Life's Plan

If you read our articles regularly you may have noticed that we stay away from anything that may intimate religion. The root of most religions is a belief in something larger than ourselves. In general, those who start the religions are trying to bring us closer to the universal source and thus to each other. Sometime after that, people realize that they can use the religion for their own power. When this happens the religions become a way to separate us and generate hatred. This is why we avoid the subject.

All life is interlinked. People, nature and the universe, touching and interacting with each other are part of a divine plan. Many ancient civilizations seek a union with nature. In North America the natives have long lived that way. When you travel through the Southwest you can see the ruins of a civilization who built grand structures, referred to as the Anasazi.

The Anasazi started to build between 1,500 and 2,000 years ago, between the start of Christianity and Islam. The Spanish reported people living in some communities. By the time that there were permanent European colonies in these areas, the Anasazi were gone.

The natives that remain look at the rise and fall of this culture as the result of the Anasazi being out of harmony with nature. It is well to note that the United States is less than 300 years old. The Anasazi built a coast to coast trading network and large cities that lasted over 1,000 years. The other American high civilization, with permanent buildings, the Incas and Mayans
also lasted longer than the United States, or any European dynasty.

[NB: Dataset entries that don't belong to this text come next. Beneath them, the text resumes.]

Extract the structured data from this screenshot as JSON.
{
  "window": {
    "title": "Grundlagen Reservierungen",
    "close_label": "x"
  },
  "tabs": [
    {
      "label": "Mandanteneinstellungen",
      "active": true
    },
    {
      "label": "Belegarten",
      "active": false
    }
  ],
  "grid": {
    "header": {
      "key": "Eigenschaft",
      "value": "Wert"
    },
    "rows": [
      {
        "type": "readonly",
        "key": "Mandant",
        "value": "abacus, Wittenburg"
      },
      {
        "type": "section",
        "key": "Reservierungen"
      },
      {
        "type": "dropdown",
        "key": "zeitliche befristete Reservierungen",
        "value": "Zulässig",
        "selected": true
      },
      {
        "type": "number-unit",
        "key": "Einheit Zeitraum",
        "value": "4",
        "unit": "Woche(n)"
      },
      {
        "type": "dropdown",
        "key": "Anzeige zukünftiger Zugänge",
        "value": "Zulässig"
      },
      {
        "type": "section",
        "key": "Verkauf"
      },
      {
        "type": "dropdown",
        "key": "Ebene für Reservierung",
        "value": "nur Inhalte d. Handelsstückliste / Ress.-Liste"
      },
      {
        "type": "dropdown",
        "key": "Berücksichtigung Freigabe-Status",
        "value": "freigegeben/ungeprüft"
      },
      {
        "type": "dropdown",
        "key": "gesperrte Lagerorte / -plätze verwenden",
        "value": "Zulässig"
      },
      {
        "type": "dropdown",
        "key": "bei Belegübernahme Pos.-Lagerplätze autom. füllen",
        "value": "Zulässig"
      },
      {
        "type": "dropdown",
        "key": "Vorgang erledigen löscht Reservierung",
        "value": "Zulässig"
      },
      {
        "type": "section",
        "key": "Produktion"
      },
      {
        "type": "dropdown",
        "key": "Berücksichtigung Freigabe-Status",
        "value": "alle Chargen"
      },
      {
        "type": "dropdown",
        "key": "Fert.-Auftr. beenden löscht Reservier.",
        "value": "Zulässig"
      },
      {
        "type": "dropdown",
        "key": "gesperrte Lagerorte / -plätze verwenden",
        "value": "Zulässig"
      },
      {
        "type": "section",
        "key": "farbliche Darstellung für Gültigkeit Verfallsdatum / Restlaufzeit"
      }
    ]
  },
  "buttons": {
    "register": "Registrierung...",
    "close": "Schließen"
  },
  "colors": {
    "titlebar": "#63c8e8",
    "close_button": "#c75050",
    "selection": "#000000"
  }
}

The Native Americans view these as short term. The basic cultures came into being long before these permanent cities and are still in existence. The invasive European cultures do make it hard for the native cultures to thrive.

We see parallels in the environment. Invasive species, like the zebra mussel, choke out native species. Natural occurrences, like water erosion, destroy even the most “permanent” structures we build. Those structures that harmonize with nature last the longest. When we break the natural balance, we create our own hell.

As with cultures, there is an essence in people that we believe goes on forever. The body, the city of this essence, lives but a short time. The essence is often referred to as the soul. The idea of the soul is nearly universal. Some cultures believe the soul gets one try to get it right and
then spends eternity with the results. Other cultures believe that the soul
gets many tries to refine itself until enlightenment and the eternal reward is reached.

Is Hell a fiery furnace? Or is it leaving this body without completing your purpose on Earth? Perhaps there are souls who would love to have a body to be alive, so they could rid themselves of hate, depression, etc. and complete their purpose on earth.

Is Heaven way up there? Is there a staircase and pearly gates? Perhaps it’s when you feel content or satisfied with what you have. After death we remain alive in energy, just not in physical form. The soul never dies.

We are surrounded by radiant beings. We are on the earth to learn. And our body speaks to us to help learn these lessons. Louise Hays book, Heal Your Life/Body, lists the ways a body speaks to us. Anger and hate eats away at the body. We need to turn the negatives into positives to heal us and the world. Keep only cheerful friends. The grouches pull you down. There is an old saying that the only person, who is with us our entire life, is ourselves.

Be ALIVE while you are alive. A sage said surround yourself with what you love, whether it’s family, pets, keepsakes, music, plants, hobbies, whatever. Your home is your refuge. A change of scenery is great. You do not get to
know about other people until you know the places they come from. When possible, take a trip. Don’t take guilt trips. Take a trip to the mall, even to the next county; to a foreign country but NOT to where the guilt is.